As can been seen from the spreadsheets, there are two fundamentally different ways to create downscaled output, statistical downscaling and regional climate modeling. Statistical downscaling uses statistical relationships between observations and large-scale GCMs to create a higher-resolution version of the GCM output that more closely resembles the observations. Generally there is more of this type of output available since it is an efficient way of generating high-resolution products; however often there are only few variables available such as minimum and maximum temperature, precipitation, relative humidity, and solar radiation. Regional models are high-resolution climate models that cover a certain region, such as North America. These models use GCM output as their input and then solve equations for the physical interactions between e.g. surface processes and atmospheric circulation, and generally have many more variables available. However they take a long time to run and do not have as many GCMs and scenarios available. It is up to the user to decide which kind of downscaled output is more useful for their particular study. Output for both methods can be found in the links above and the information on the spreadsheets states which method has been used to create it.
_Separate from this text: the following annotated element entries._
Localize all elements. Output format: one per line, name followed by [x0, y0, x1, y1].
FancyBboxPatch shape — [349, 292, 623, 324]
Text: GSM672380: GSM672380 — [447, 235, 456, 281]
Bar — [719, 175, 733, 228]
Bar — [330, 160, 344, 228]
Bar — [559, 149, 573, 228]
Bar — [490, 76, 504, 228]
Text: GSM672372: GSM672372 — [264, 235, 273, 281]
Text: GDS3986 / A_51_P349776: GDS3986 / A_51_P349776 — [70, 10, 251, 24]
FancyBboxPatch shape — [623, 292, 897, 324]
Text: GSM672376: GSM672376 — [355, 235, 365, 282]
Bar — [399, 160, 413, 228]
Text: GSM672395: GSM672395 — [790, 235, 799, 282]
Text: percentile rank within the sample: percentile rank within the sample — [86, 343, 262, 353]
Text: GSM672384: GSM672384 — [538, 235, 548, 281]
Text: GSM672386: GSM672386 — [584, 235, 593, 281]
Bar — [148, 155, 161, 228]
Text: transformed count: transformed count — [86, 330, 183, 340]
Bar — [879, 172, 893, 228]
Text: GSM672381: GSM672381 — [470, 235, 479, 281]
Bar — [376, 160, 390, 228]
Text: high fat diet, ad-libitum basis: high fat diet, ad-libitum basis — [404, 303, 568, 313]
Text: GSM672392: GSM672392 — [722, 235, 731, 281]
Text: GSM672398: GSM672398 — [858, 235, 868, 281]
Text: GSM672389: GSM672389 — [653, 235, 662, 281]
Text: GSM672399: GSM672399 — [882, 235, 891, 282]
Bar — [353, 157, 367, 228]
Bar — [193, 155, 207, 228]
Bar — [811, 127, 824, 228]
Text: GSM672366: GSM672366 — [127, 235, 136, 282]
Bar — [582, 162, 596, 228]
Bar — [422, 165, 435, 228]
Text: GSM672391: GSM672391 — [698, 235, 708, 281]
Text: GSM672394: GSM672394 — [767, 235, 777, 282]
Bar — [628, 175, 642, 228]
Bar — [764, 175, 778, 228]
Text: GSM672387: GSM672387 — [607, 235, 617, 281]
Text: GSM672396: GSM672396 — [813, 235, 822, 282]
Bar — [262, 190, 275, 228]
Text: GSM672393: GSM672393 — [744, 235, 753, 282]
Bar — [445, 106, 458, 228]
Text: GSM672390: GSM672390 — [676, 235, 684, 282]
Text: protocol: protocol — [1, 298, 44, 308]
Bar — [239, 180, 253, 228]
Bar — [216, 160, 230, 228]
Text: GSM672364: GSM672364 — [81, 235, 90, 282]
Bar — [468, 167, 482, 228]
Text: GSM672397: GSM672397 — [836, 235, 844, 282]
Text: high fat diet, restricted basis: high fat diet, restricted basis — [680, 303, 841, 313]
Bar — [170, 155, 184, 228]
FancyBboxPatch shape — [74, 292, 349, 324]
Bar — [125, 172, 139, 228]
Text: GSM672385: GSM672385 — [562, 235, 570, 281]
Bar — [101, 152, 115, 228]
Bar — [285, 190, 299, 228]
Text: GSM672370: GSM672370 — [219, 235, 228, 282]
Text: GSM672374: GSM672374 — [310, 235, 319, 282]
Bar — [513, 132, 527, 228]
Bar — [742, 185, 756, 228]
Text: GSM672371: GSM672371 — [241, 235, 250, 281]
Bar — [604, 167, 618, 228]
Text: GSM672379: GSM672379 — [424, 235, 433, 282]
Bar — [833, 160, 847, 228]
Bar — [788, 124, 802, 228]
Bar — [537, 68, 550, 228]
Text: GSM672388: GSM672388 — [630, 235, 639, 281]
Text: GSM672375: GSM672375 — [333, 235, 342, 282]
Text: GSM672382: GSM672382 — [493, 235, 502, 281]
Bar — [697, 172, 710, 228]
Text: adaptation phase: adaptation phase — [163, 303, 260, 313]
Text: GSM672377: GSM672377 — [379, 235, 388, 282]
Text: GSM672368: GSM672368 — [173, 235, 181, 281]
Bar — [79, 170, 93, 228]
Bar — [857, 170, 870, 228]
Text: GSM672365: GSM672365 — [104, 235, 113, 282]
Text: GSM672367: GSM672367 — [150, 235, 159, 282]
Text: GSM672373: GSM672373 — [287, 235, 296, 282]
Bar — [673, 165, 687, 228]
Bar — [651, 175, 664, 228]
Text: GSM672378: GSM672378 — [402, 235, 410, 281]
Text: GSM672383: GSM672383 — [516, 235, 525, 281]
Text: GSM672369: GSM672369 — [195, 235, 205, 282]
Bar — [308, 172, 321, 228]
If gridded observational datasets of climatic variables are needed, Observational Reanalysis Data give an overview of different options available, along with their temporal and spatial resolution, variables, and references. Station observations are available here.

Please note: the very limited number of climate models used in a pilot study is not extensive enough to provide conclusive results or to develop policies or guidelines. Pilot studies can, however, show trend lines or clarify the research questions for a full study or project.